Впоследствии он часто возвращался в этот вымышленный город, иногда жил здесь месяцами. У него появились друзья, с которыми он охотно виделся, время от времени получал заказы от Западноберлинского телевидения, но и это не объясняло, почему предметом его тайной любви стал именно Берлин, а не другие города, где жизнь приятнее и увлекательнее, скажем, Мадрид или Нью-Йорк. Каким-то образом это было связано с его пропорциями; сейчас, шагая по улицам, он понимал, в чем тут секрет, хотя другому человеку не смог бы вразумительно объяснить. Ich bin uberall ein bisschen ungern.Я везде бываю с некоторой неохотой. Немецкая фраза потому так пришлась кстати, что оказалась ему очень близка. В этой «неохоте», не оставляющей тебя ни на миг, заключена некая глубинная тоска, усложняющая жизнь, но в Берлине казалось, что эта тоска вступает во взаимодействие с каким-то другим чувством, более строптивым и опасным, которое, пожалуй, тоже можно назвать тоской, но тоской совсем иного масштаба, тоской, соразмерной широким улицам, по которым когда-то шли маршем целые армии, и пышным зданиям, и незастроенным пространствам между ними, и знанию того, что в этом пространстве думалось и делалось, – нагромождению цепляющихся друг за друга действий преступников и их жертв, памяти, по закоулкам которой можно бродить еще долгие годы. Жителям Берлина недостает на это времени, – скорей всего, дело тут в чувстве самосохранения. Они заняты залечиванием ран. Но какой же гигантской памятью надо обладать, чтобы все это помнить? Такая память рухнула бы под собственной тяжестью, и все исчезло бы в образовавшейся воронке, живых засосало бы туда, где место мертвым.

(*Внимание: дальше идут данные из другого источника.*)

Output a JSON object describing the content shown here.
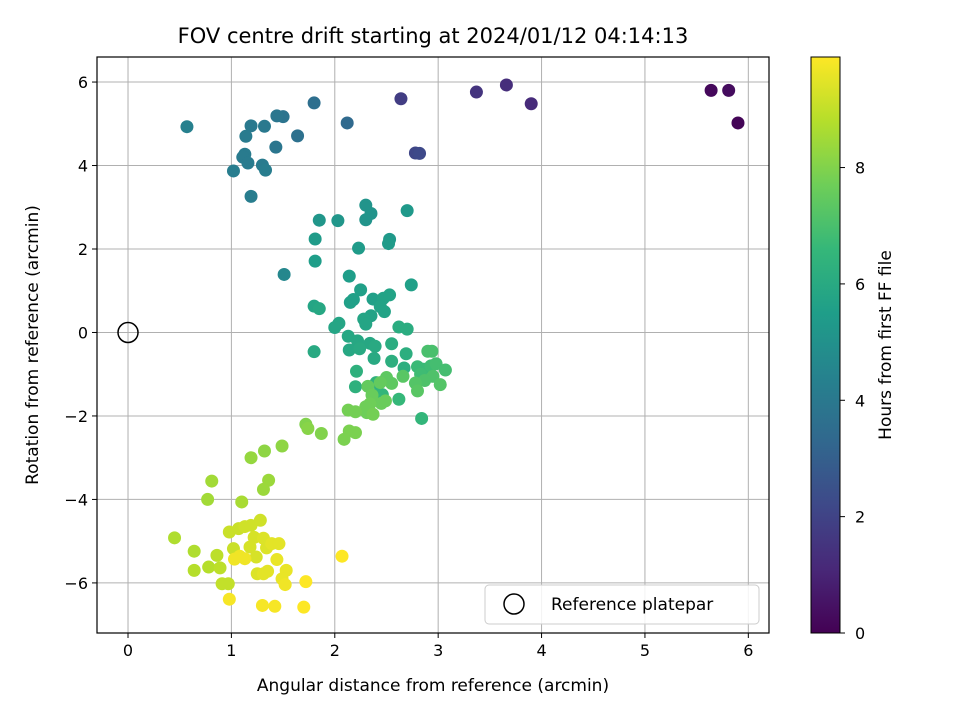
{
  "chart_data": {
    "type": "scatter",
    "title": "FOV centre drift starting at 2024/01/12 04:14:13",
    "xlabel": "Angular distance from reference (arcmin)",
    "ylabel": "Rotation from reference (arcmin)",
    "xlim": [
      -0.3,
      6.2
    ],
    "ylim": [
      -7.2,
      6.6
    ],
    "x_ticks": [
      0,
      1,
      2,
      3,
      4,
      5,
      6
    ],
    "y_ticks": [
      -6,
      -4,
      -2,
      0,
      2,
      4,
      6
    ],
    "grid": true,
    "colorbar": {
      "label": "Hours from first FF file",
      "colormap": "viridis",
      "range": [
        0,
        9.9
      ],
      "ticks": [
        0,
        2,
        4,
        6,
        8
      ]
    },
    "colormap_stops": [
      "#440154",
      "#482878",
      "#3e4989",
      "#31688e",
      "#26828e",
      "#1f9e89",
      "#35b779",
      "#6ece58",
      "#b5de2b",
      "#fde725"
    ],
    "legend": {
      "position": "lower-right",
      "entries": [
        {
          "label": "Reference platepar",
          "marker": "open-circle"
        }
      ]
    },
    "reference_point": {
      "x": 0,
      "y": 0
    },
    "series": [
      {
        "points": [
          [
            5.9,
            5.02,
            0.1
          ],
          [
            5.64,
            5.8,
            0.2
          ],
          [
            5.81,
            5.8,
            0.3
          ],
          [
            3.9,
            5.48,
            1.2
          ],
          [
            3.66,
            5.93,
            1.3
          ],
          [
            3.37,
            5.76,
            1.5
          ],
          [
            2.64,
            5.6,
            1.8
          ],
          [
            2.78,
            4.3,
            2.1
          ],
          [
            2.82,
            4.29,
            2.2
          ],
          [
            2.12,
            5.02,
            3.4
          ],
          [
            1.8,
            5.5,
            3.6
          ],
          [
            1.64,
            4.71,
            3.7
          ],
          [
            1.5,
            5.17,
            3.8
          ],
          [
            1.44,
            5.19,
            3.9
          ],
          [
            1.43,
            4.44,
            3.9
          ],
          [
            1.32,
            4.94,
            4.0
          ],
          [
            1.19,
            4.95,
            4.0
          ],
          [
            1.14,
            4.7,
            4.1
          ],
          [
            1.13,
            4.27,
            4.1
          ],
          [
            1.11,
            4.2,
            4.1
          ],
          [
            1.16,
            4.06,
            4.1
          ],
          [
            1.3,
            4.01,
            4.1
          ],
          [
            1.33,
            3.89,
            4.2
          ],
          [
            1.02,
            3.87,
            4.2
          ],
          [
            1.19,
            3.26,
            4.2
          ],
          [
            0.57,
            4.93,
            4.3
          ],
          [
            1.51,
            1.39,
            4.6
          ],
          [
            2.3,
            3.05,
            5.1
          ],
          [
            2.35,
            2.85,
            5.1
          ],
          [
            2.3,
            2.7,
            5.1
          ],
          [
            2.03,
            2.68,
            5.2
          ],
          [
            1.85,
            2.69,
            5.2
          ],
          [
            2.7,
            2.92,
            5.3
          ],
          [
            2.53,
            2.23,
            5.3
          ],
          [
            2.52,
            2.13,
            5.4
          ],
          [
            2.23,
            2.02,
            5.4
          ],
          [
            1.81,
            2.24,
            5.4
          ],
          [
            1.81,
            1.71,
            5.5
          ],
          [
            2.14,
            1.35,
            5.5
          ],
          [
            2.74,
            1.14,
            5.6
          ],
          [
            2.25,
            1.02,
            5.6
          ],
          [
            2.18,
            0.79,
            5.6
          ],
          [
            2.15,
            0.72,
            5.6
          ],
          [
            2.37,
            0.8,
            5.6
          ],
          [
            2.47,
            0.82,
            5.7
          ],
          [
            2.53,
            0.9,
            5.7
          ],
          [
            2.44,
            0.62,
            5.7
          ],
          [
            2.48,
            0.5,
            5.7
          ],
          [
            2.35,
            0.4,
            5.7
          ],
          [
            2.28,
            0.32,
            5.8
          ],
          [
            2.3,
            0.2,
            5.8
          ],
          [
            2.04,
            0.22,
            5.8
          ],
          [
            2.0,
            0.12,
            5.8
          ],
          [
            1.8,
            0.63,
            5.8
          ],
          [
            1.85,
            0.57,
            5.9
          ],
          [
            2.13,
            -0.09,
            5.9
          ],
          [
            2.22,
            -0.2,
            5.9
          ],
          [
            2.14,
            -0.42,
            5.9
          ],
          [
            2.34,
            -0.26,
            5.9
          ],
          [
            2.39,
            -0.33,
            6.0
          ],
          [
            2.38,
            -0.62,
            6.0
          ],
          [
            2.24,
            -0.39,
            6.0
          ],
          [
            1.8,
            -0.46,
            6.0
          ],
          [
            2.62,
            0.13,
            6.1
          ],
          [
            2.7,
            0.08,
            6.1
          ],
          [
            2.55,
            -0.27,
            6.1
          ],
          [
            2.69,
            -0.51,
            6.2
          ],
          [
            2.55,
            -0.69,
            6.2
          ],
          [
            2.67,
            -0.85,
            6.2
          ],
          [
            2.21,
            -0.93,
            6.3
          ],
          [
            2.2,
            -1.3,
            6.3
          ],
          [
            2.4,
            -1.2,
            6.4
          ],
          [
            2.42,
            -1.47,
            6.4
          ],
          [
            2.84,
            -2.06,
            6.5
          ],
          [
            2.46,
            -1.49,
            6.5
          ],
          [
            2.39,
            -1.59,
            6.6
          ],
          [
            2.62,
            -1.6,
            6.6
          ],
          [
            2.8,
            -0.82,
            6.7
          ],
          [
            2.86,
            -0.88,
            6.7
          ],
          [
            2.83,
            -1.0,
            6.8
          ],
          [
            2.93,
            -0.8,
            6.8
          ],
          [
            2.98,
            -0.75,
            6.9
          ],
          [
            3.07,
            -0.9,
            6.9
          ],
          [
            2.9,
            -0.45,
            7.0
          ],
          [
            2.94,
            -0.45,
            7.0
          ],
          [
            2.95,
            -1.05,
            7.1
          ],
          [
            2.87,
            -1.15,
            7.1
          ],
          [
            3.02,
            -1.25,
            7.2
          ],
          [
            2.78,
            -1.21,
            7.2
          ],
          [
            2.8,
            -1.4,
            7.3
          ],
          [
            2.66,
            -1.05,
            7.3
          ],
          [
            2.55,
            -1.22,
            7.4
          ],
          [
            2.5,
            -1.08,
            7.4
          ],
          [
            2.44,
            -1.2,
            7.5
          ],
          [
            2.32,
            -1.29,
            7.5
          ],
          [
            2.36,
            -1.5,
            7.6
          ],
          [
            2.45,
            -1.7,
            7.6
          ],
          [
            2.49,
            -1.64,
            7.6
          ],
          [
            2.34,
            -1.71,
            7.7
          ],
          [
            2.3,
            -1.78,
            7.7
          ],
          [
            2.31,
            -1.92,
            7.7
          ],
          [
            2.37,
            -1.96,
            7.8
          ],
          [
            2.2,
            -1.9,
            7.8
          ],
          [
            2.13,
            -1.86,
            7.8
          ],
          [
            2.2,
            -2.4,
            7.9
          ],
          [
            2.14,
            -2.36,
            7.9
          ],
          [
            2.09,
            -2.56,
            7.9
          ],
          [
            1.87,
            -2.42,
            8.0
          ],
          [
            1.72,
            -2.2,
            8.0
          ],
          [
            1.74,
            -2.3,
            8.1
          ],
          [
            1.49,
            -2.72,
            8.2
          ],
          [
            1.32,
            -2.84,
            8.2
          ],
          [
            1.19,
            -3.0,
            8.3
          ],
          [
            1.36,
            -3.54,
            8.4
          ],
          [
            1.31,
            -3.76,
            8.4
          ],
          [
            0.81,
            -3.56,
            8.5
          ],
          [
            0.77,
            -4.0,
            8.5
          ],
          [
            1.1,
            -4.06,
            8.6
          ],
          [
            0.45,
            -4.92,
            8.7
          ],
          [
            0.64,
            -5.24,
            8.7
          ],
          [
            0.64,
            -5.7,
            8.8
          ],
          [
            0.78,
            -5.62,
            8.8
          ],
          [
            0.86,
            -5.34,
            8.9
          ],
          [
            0.89,
            -5.64,
            8.9
          ],
          [
            0.91,
            -6.02,
            9.0
          ],
          [
            0.97,
            -6.02,
            9.0
          ],
          [
            1.02,
            -5.18,
            9.1
          ],
          [
            0.98,
            -4.78,
            9.1
          ],
          [
            1.07,
            -4.7,
            9.1
          ],
          [
            1.13,
            -4.65,
            9.2
          ],
          [
            1.19,
            -4.62,
            9.2
          ],
          [
            1.28,
            -4.5,
            9.2
          ],
          [
            1.22,
            -4.91,
            9.3
          ],
          [
            1.18,
            -5.14,
            9.3
          ],
          [
            1.24,
            -5.38,
            9.3
          ],
          [
            1.31,
            -4.93,
            9.4
          ],
          [
            1.34,
            -5.16,
            9.4
          ],
          [
            1.25,
            -5.78,
            9.4
          ],
          [
            1.31,
            -5.78,
            9.5
          ],
          [
            1.35,
            -5.72,
            9.5
          ],
          [
            1.39,
            -5.06,
            9.5
          ],
          [
            1.46,
            -5.06,
            9.5
          ],
          [
            1.44,
            -5.44,
            9.6
          ],
          [
            1.53,
            -5.7,
            9.6
          ],
          [
            1.49,
            -5.9,
            9.6
          ],
          [
            1.52,
            -6.04,
            9.7
          ],
          [
            1.13,
            -5.42,
            9.7
          ],
          [
            1.08,
            -5.36,
            9.7
          ],
          [
            1.03,
            -5.43,
            9.7
          ],
          [
            0.98,
            -6.39,
            9.8
          ],
          [
            1.3,
            -6.54,
            9.8
          ],
          [
            1.42,
            -6.56,
            9.8
          ],
          [
            1.72,
            -5.97,
            9.9
          ],
          [
            1.7,
            -6.58,
            9.9
          ],
          [
            2.07,
            -5.36,
            9.9
          ]
        ]
      }
    ]
  }
}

Поток машин на Отто-Зур-аллее настолько сократился, что казалось, будто по радио передали просьбу по возможности оставаться дома. Пешеходов почти совсем не было, зато ледяной, как в Сибири, ветер разгулялся вовсю. Вдали Артур увидел первые снегоуборочные машины с нервными ядовито-оранжевыми мигалками, да и немногочисленные машины на улице тоже ехали с включенными фарами. К собственному недоумению он вдруг вспомнил какой-то греческий остров. С ним часто такое случалось – из ниоткуда, без видимого повода выплывала неожиданная картинка: церковь, проселочная дорога, несколько домишек на пустынном берегу. Он знал, что когда-то это видел, однако не мог сообразить, где именно, словно он носил в себе запомнившуюся, но уже безымянную землю, другую планету, на которой он некогда жил, но где исчезли все названия. Иногда, напрягая мозги до предела, как сейчас, он мог заставить свою память сообщить ему какие-то сведения, а не только загадывать непонятные загадки из жизни, которая нарочно старалась казаться чужой, чтобы ввести его в заблуждение.
Накануне он ужинал в греческом ресторане, вероятно, картинка острова была как-то связана со звучавшей там музыкой, он попытался вспомнить мелодию, которой вчера тихонько подпевал. Это был хор, низкие голоса, которые нараспев произносили какое – то темное заклинание. Обслуживавший его официант знал слова и подпевал хору, а когда Артур спросил, о чем эта песня, грек воздел руки к небу и сказал: «Старинная история, очень сложно, очень грустно», а потом, точно боясь отстать от поющих голосов, ушел прочь, продолжая громко петь и шагая в такт музыке, которая кругами растекалась по ресторану, то угрожая, то смиряясь, не по-городскому тоскливая, – рассказ о давнем-предавнем трагическом событии, повлекшем за собой великие страдания. Вот в этой мелодии и было дело, теперь он все понял, ему привиделся берег Итаки, залив бога Форкиса, [6]6
Форкис – в греческой мифологии морской бог.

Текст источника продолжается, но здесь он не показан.